The big white pods on the wing tips were aerodynamic coverings for "angels" inside. An "angel" is a basically three circular disks of highly conductive material (typically aluminum) cut and arranged as a sphere with 8 right angles. The right angled corners reflect radar waves back to the source in a highly efficient way, making the radar profile of the little plane with them very large. There is a quirk when using two as shown. depending upon the attitude of the RCAT the reflections of the two angels could be
- In phase, giving twice the returning signal
- Out of phase, giving no returning signal
- Inbetween -
This made the amplitude of the tracking return vary wildly. Giving a good test of the Automatic Gain Control circuits and excitement, until used to it, of the operators tracking the tiny aircraft.
There was quite an attempt to salvage re-useable parts. A disabled RCAT was supposed to deploy its parachute to reduce further damage. Successful battery commanders (were given? scrounged?) RCAT props for trophies for display at the battery. An unauthorized hobby was to go on the desert to try to beat the recovery crews responsible for re-using parts.
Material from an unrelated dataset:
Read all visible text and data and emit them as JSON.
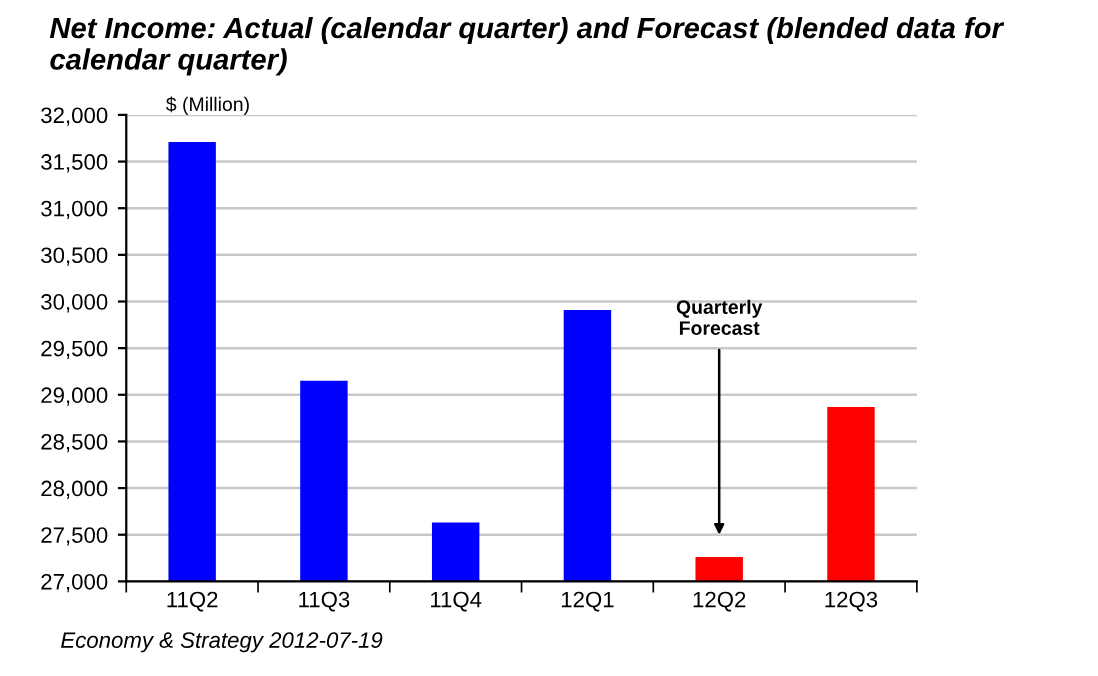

These pictures are from Jack Howard.
"Hi, I was a member of the RCAT battery from 1958 to 1960. I spent some time at Oscura range camp. I am forwarding some pictures taken during that time. These pictures were taken at the rotary launch pad."
I don't know if these were ever made available for Nike as regular targets. Possibly for research and proof of concept?
Electronic (Synthesized Radar Targets)
The above targets took expensive drones, and quite a number of people to service, launch, fly, recover, ... the drones.
A much less romantic, and much less expensive, method was/is to us the T-1 trailer to generate a synthetic target for the acquisition and tracking radars to track and shoot at. Since there are no holes to count in a drone, I'm not sure how a "KILL" was determined. With a drone, the radars had to be very well "bore-sighted" to assure the the missile tracking radar and target tracking radars were well coordinated in space. I suspect that a very poorly "bore-sighted" system could make the traces on the "event recorder" look good. So I imagine there was a very careful pre-launch inspection by range personell of the "bore-sight" adjustments. The Nike launches I saw of Crete were at systhetic targets. There was an abandoned looking drone launch area down and to the east of the mountain containing the radars and launchers.
The Visitor Experience
By "Visitor" I mean the people who "visited" the range to prepare missiles and aiming equipment for firing, and who ultimately fired (three) missiles at targets. I was involved with firing three missiles after training, just before my "package" was sent to various new sites. After regular training, the various site commanders interviewed available people, selected who should be in their units, and we then did several weeks training together on the equipment at Ft. Bliss, then went to Red Canyon to fire as a unit. About a year later, many of us went back to Red Canyon for a SNAP - Short Notice Annual Practice.
The Range Staff
J.P. Moore authored a book The Malpais Missiles about Nike Ajax, RCATS, Red Canyon Range Camp, Oscura Range Camp, and White Sands Proving Ground in the 1950's.
For fun stories about the launching RCATs see
- Ken's & Friend's RCAT Korner stories and pictures.
Unfortunately, the McGregor range was larger and more "military". No charming stories have arrived about it.